Em 1830 aparece sua primeira obra-prima: O Vermelho e o Negro, uma crónica analítica da sociedade francesa na época da Restauração, na qual Stendhal representou as ambições da sua época e as contradições da emergente sociedade de classes, destacando sobretudo a análise psicológica das personagens e o estilo direto e objetivo da narração. Em 1839 publicou A Cartuxa de Parma, muito mais novelesca do que a sua obra anterior, que escreveu em apenas dois meses e que por sua espontaneidade constitui uma confissão poética extraordinariamente sincera, ainda que só tivesse recebido o elogio de Honoré de Balzac.
Ambas são novelas de aprendizagem e partilham rasgos românticos e realistas; nelas aparece um novo tipo de herói, tipicamente moderno, caracterizado pelo seu isolamento da sociedade e o seu confronto com as suas convenções e ideais, no que muito possivelmente se reflete em parte a personalidade do próprio Stendhal.

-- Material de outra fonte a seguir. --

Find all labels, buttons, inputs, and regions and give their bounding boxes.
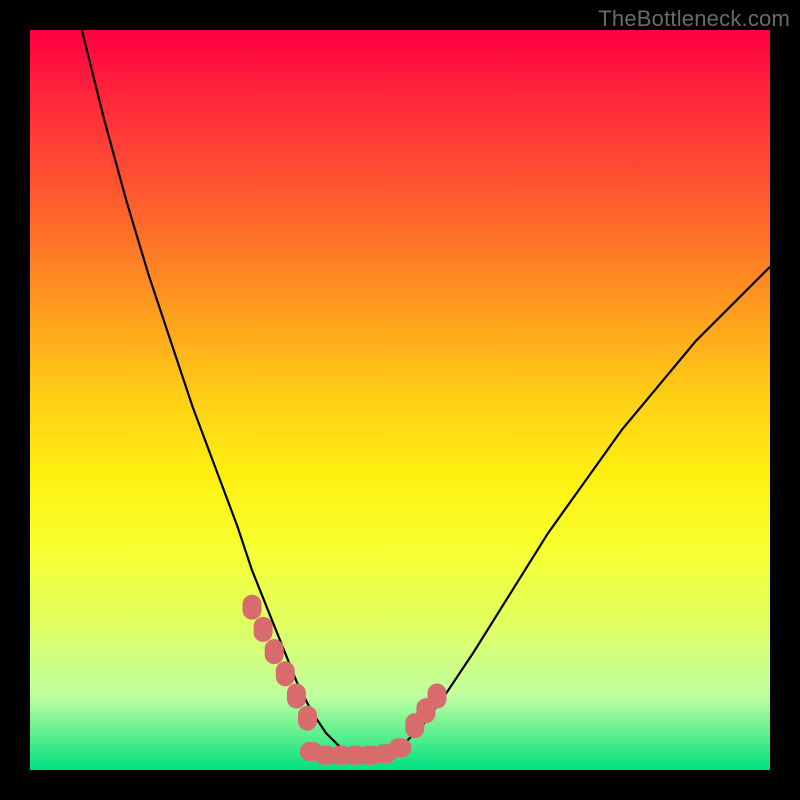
marker-dot: [276, 662, 294, 686]
marker-dot: [428, 684, 446, 708]
marker-dot: [243, 595, 261, 619]
marker-dot: [299, 706, 317, 730]
marker-dot: [389, 739, 411, 757]
marker-dot: [265, 640, 283, 664]
curve-layer: [30, 30, 770, 770]
attribution-label: TheBottleneck.com: [598, 6, 790, 32]
marker-dot: [287, 684, 305, 708]
chart-frame: TheBottleneck.com: [0, 0, 800, 800]
marker-dot: [254, 617, 272, 641]
plot-area: [30, 30, 770, 770]
bottleneck-curve: [82, 30, 770, 755]
marker-group: [243, 595, 446, 764]
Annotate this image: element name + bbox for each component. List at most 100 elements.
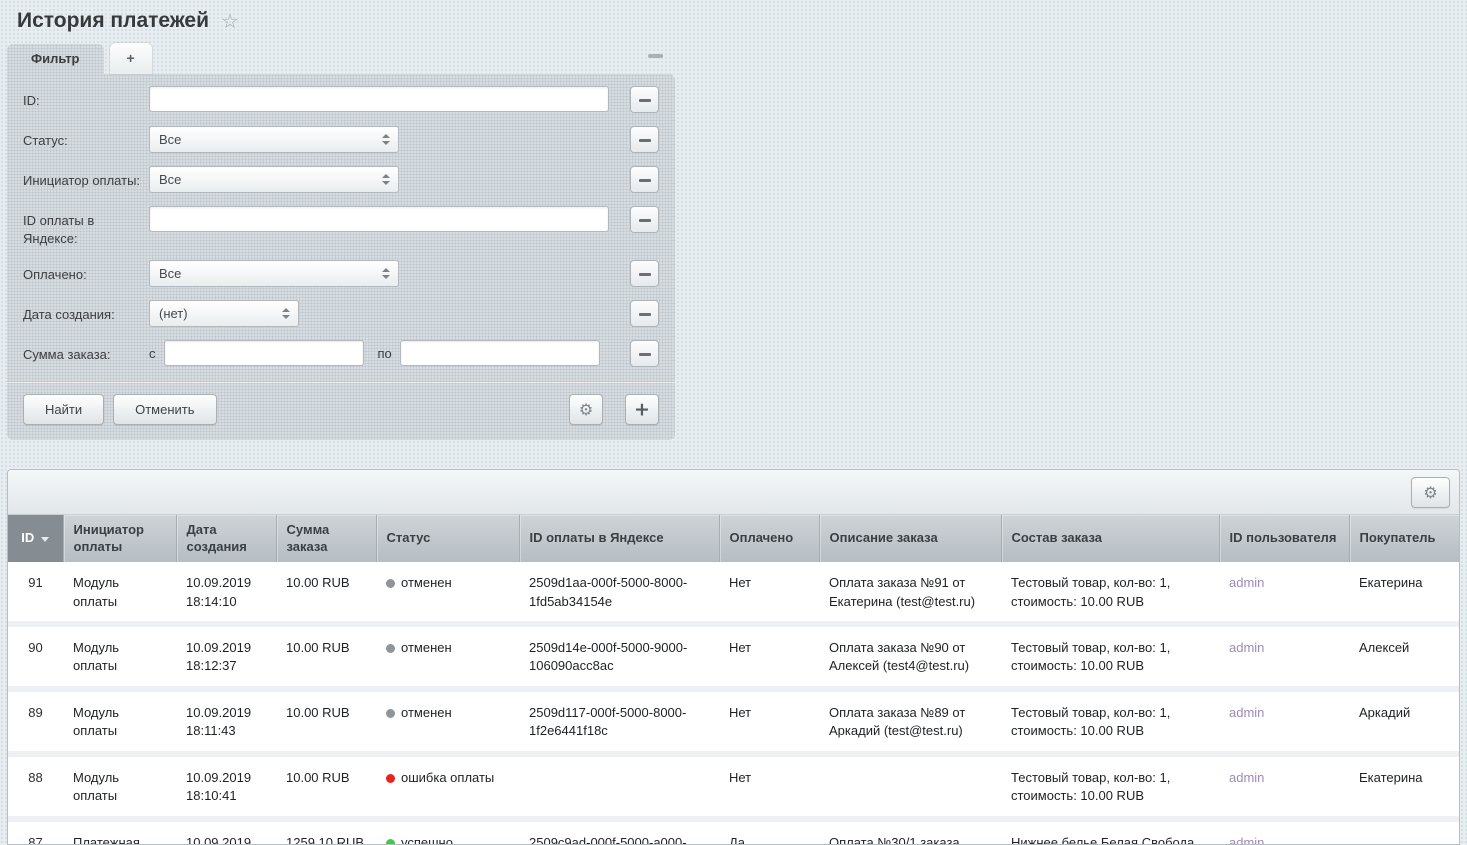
- gear-icon: [579, 402, 593, 418]
- payments-table: ID Инициатор оплаты Дата создания Сумма …: [8, 515, 1460, 845]
- cell-yandex-id: 2509d14e-000f-5000-9000-106090acc8ac: [519, 624, 719, 689]
- remove-field-button[interactable]: [630, 126, 659, 153]
- column-header-id[interactable]: ID: [8, 515, 63, 562]
- cell-paid: Нет: [719, 562, 819, 624]
- sum-from-label: с: [149, 340, 164, 361]
- remove-field-button[interactable]: [630, 260, 659, 287]
- plus-icon: +: [127, 50, 135, 66]
- plus-icon: [634, 400, 650, 419]
- tab-filter[interactable]: Фильтр: [7, 44, 104, 74]
- column-header-yandex-id[interactable]: ID оплаты в Яндексе: [519, 515, 719, 562]
- paid-select[interactable]: Все: [149, 260, 399, 287]
- gear-icon: [1423, 485, 1437, 501]
- status-select-value: Все: [159, 132, 181, 147]
- initiator-select[interactable]: Все: [149, 166, 399, 193]
- cell-contents: Тестовый товар, кол-во: 1, стоимость: 10…: [1001, 624, 1219, 689]
- cell-initiator: Модуль оплаты: [63, 754, 176, 819]
- table-row: 87 Платежная система 10.09.2019 17:40:05…: [8, 819, 1460, 845]
- remove-field-button[interactable]: [630, 340, 659, 367]
- field-label: Инициатор оплаты:: [23, 166, 149, 190]
- field-label: Оплачено:: [23, 260, 149, 284]
- yandex-payment-id-input[interactable]: [149, 206, 609, 232]
- initiator-select-value: Все: [159, 172, 181, 187]
- select-arrows-icon: [382, 174, 390, 185]
- cell-contents: Тестовый товар, кол-во: 1, стоимость: 10…: [1001, 689, 1219, 754]
- cell-created: 10.09.2019 18:14:10: [176, 562, 276, 624]
- remove-field-button[interactable]: [630, 86, 659, 113]
- cell-status: отменен: [376, 562, 519, 624]
- status-dot-icon: [386, 579, 395, 588]
- column-header-created[interactable]: Дата создания: [176, 515, 276, 562]
- column-header-contents[interactable]: Состав заказа: [1001, 515, 1219, 562]
- cell-status: отменен: [376, 689, 519, 754]
- remove-field-button[interactable]: [630, 206, 659, 233]
- sum-from-input[interactable]: [164, 340, 364, 366]
- filter-row-sum: Сумма заказа: с по: [23, 340, 659, 367]
- created-date-select-value: (нет): [159, 306, 188, 321]
- filter-row-status: Статус: Все: [23, 126, 659, 153]
- filter-row-created: Дата создания: (нет): [23, 300, 659, 327]
- column-header-paid[interactable]: Оплачено: [719, 515, 819, 562]
- column-header-amount[interactable]: Сумма заказа: [276, 515, 376, 562]
- cell-yandex-id: 2509d1aa-000f-5000-8000-1fd5ab34154e: [519, 562, 719, 624]
- table-row: 88 Модуль оплаты 10.09.2019 18:10:41 10.…: [8, 754, 1460, 819]
- cell-buyer: Екатерина: [1349, 562, 1460, 624]
- column-header-initiator[interactable]: Инициатор оплаты: [63, 515, 176, 562]
- cell-status: ошибка оплаты: [376, 754, 519, 819]
- page-header: История платежей: [0, 0, 1467, 41]
- payments-list-panel: ID Инициатор оплаты Дата создания Сумма …: [7, 469, 1460, 845]
- remove-field-button[interactable]: [630, 300, 659, 327]
- user-link[interactable]: admin: [1229, 575, 1264, 590]
- cancel-button[interactable]: Отменить: [113, 394, 216, 425]
- cell-amount: 1259.10 RUB: [276, 819, 376, 845]
- cell-amount: 10.00 RUB: [276, 689, 376, 754]
- cell-buyer: [1349, 819, 1460, 845]
- minus-icon: [639, 139, 651, 142]
- cell-description: Оплата №30/1 заказа №30 для test@test.ru: [819, 819, 1001, 845]
- find-button[interactable]: Найти: [23, 394, 104, 425]
- filter-row-paid: Оплачено: Все: [23, 260, 659, 287]
- add-filter-tab[interactable]: +: [110, 43, 152, 74]
- column-header-user-id[interactable]: ID пользователя: [1219, 515, 1349, 562]
- sort-desc-icon: [41, 537, 49, 542]
- filter-row-initiator: Инициатор оплаты: Все: [23, 166, 659, 193]
- cell-user-id: admin: [1219, 754, 1349, 819]
- field-label: Сумма заказа:: [23, 340, 149, 364]
- remove-field-button[interactable]: [630, 166, 659, 193]
- cell-description: [819, 754, 1001, 819]
- field-label: ID:: [23, 86, 149, 110]
- cell-amount: 10.00 RUB: [276, 624, 376, 689]
- field-label: Статус:: [23, 126, 149, 150]
- column-header-buyer[interactable]: Покупатель: [1349, 515, 1460, 562]
- user-link[interactable]: admin: [1229, 835, 1264, 845]
- cell-status: отменен: [376, 624, 519, 689]
- user-link[interactable]: admin: [1229, 705, 1264, 720]
- sum-to-input[interactable]: [400, 340, 600, 366]
- cell-buyer: Аркадий: [1349, 689, 1460, 754]
- filter-footer: Найти Отменить: [7, 381, 675, 440]
- status-dot-icon: [386, 839, 395, 845]
- cell-user-id: admin: [1219, 624, 1349, 689]
- cell-paid: Нет: [719, 754, 819, 819]
- list-toolbar: [8, 470, 1459, 515]
- column-header-status[interactable]: Статус: [376, 515, 519, 562]
- list-settings-button[interactable]: [1411, 477, 1450, 508]
- id-input[interactable]: [149, 86, 609, 112]
- created-date-select[interactable]: (нет): [149, 300, 299, 327]
- user-link[interactable]: admin: [1229, 770, 1264, 785]
- paid-select-value: Все: [159, 266, 181, 281]
- star-icon[interactable]: [221, 11, 239, 31]
- add-field-button[interactable]: [625, 394, 659, 425]
- cell-contents: Нижнее белье Белая Свобода, кол-во: 1, с…: [1001, 819, 1219, 845]
- minimize-filter-icon[interactable]: [648, 54, 663, 58]
- cell-created: 10.09.2019 18:12:37: [176, 624, 276, 689]
- filter-settings-button[interactable]: [569, 394, 603, 425]
- column-header-description[interactable]: Описание заказа: [819, 515, 1001, 562]
- user-link[interactable]: admin: [1229, 640, 1264, 655]
- cell-created: 10.09.2019 18:10:41: [176, 754, 276, 819]
- table-row: 91 Модуль оплаты 10.09.2019 18:14:10 10.…: [8, 562, 1460, 624]
- table-row: 89 Модуль оплаты 10.09.2019 18:11:43 10.…: [8, 689, 1460, 754]
- cell-status: успешно завершен: [376, 819, 519, 845]
- status-select[interactable]: Все: [149, 126, 399, 153]
- cell-paid: Да: [719, 819, 819, 845]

Outra importante obra de Stendhal é Napoleão, na qual o escritor narra momentos importantes da vida do grande general Bonaparte. Como o próprio Stendhal descreve no início deste livro, havia na época (1837) uma carência de registos referentes ao período da carreira militar de Napoleão, sobretudo a sua atuação nas várias batalhas na Itália. Dessa forma, e também porque Stendhal era um admirador incondicional do corso, a obra prioriza a emergência de Bonaparte no cenário militar, entre os anos de 1796 e 1797 nas batalhas italianas. Declarou, certa vez, que não considerava morrer na rua algo indigno e, curiosamente, faleceu de um ataque de apoplexia, na rua, sem concluir a sua última obra, Lamiel, que foi publicada muito depois da sua morte.
O reconhecimento da obra de Stendhal, como ele mesmo previu, só se iniciou cerca de cinquenta anos após sua morte, ocorrida em 1842, na cidade de Paris.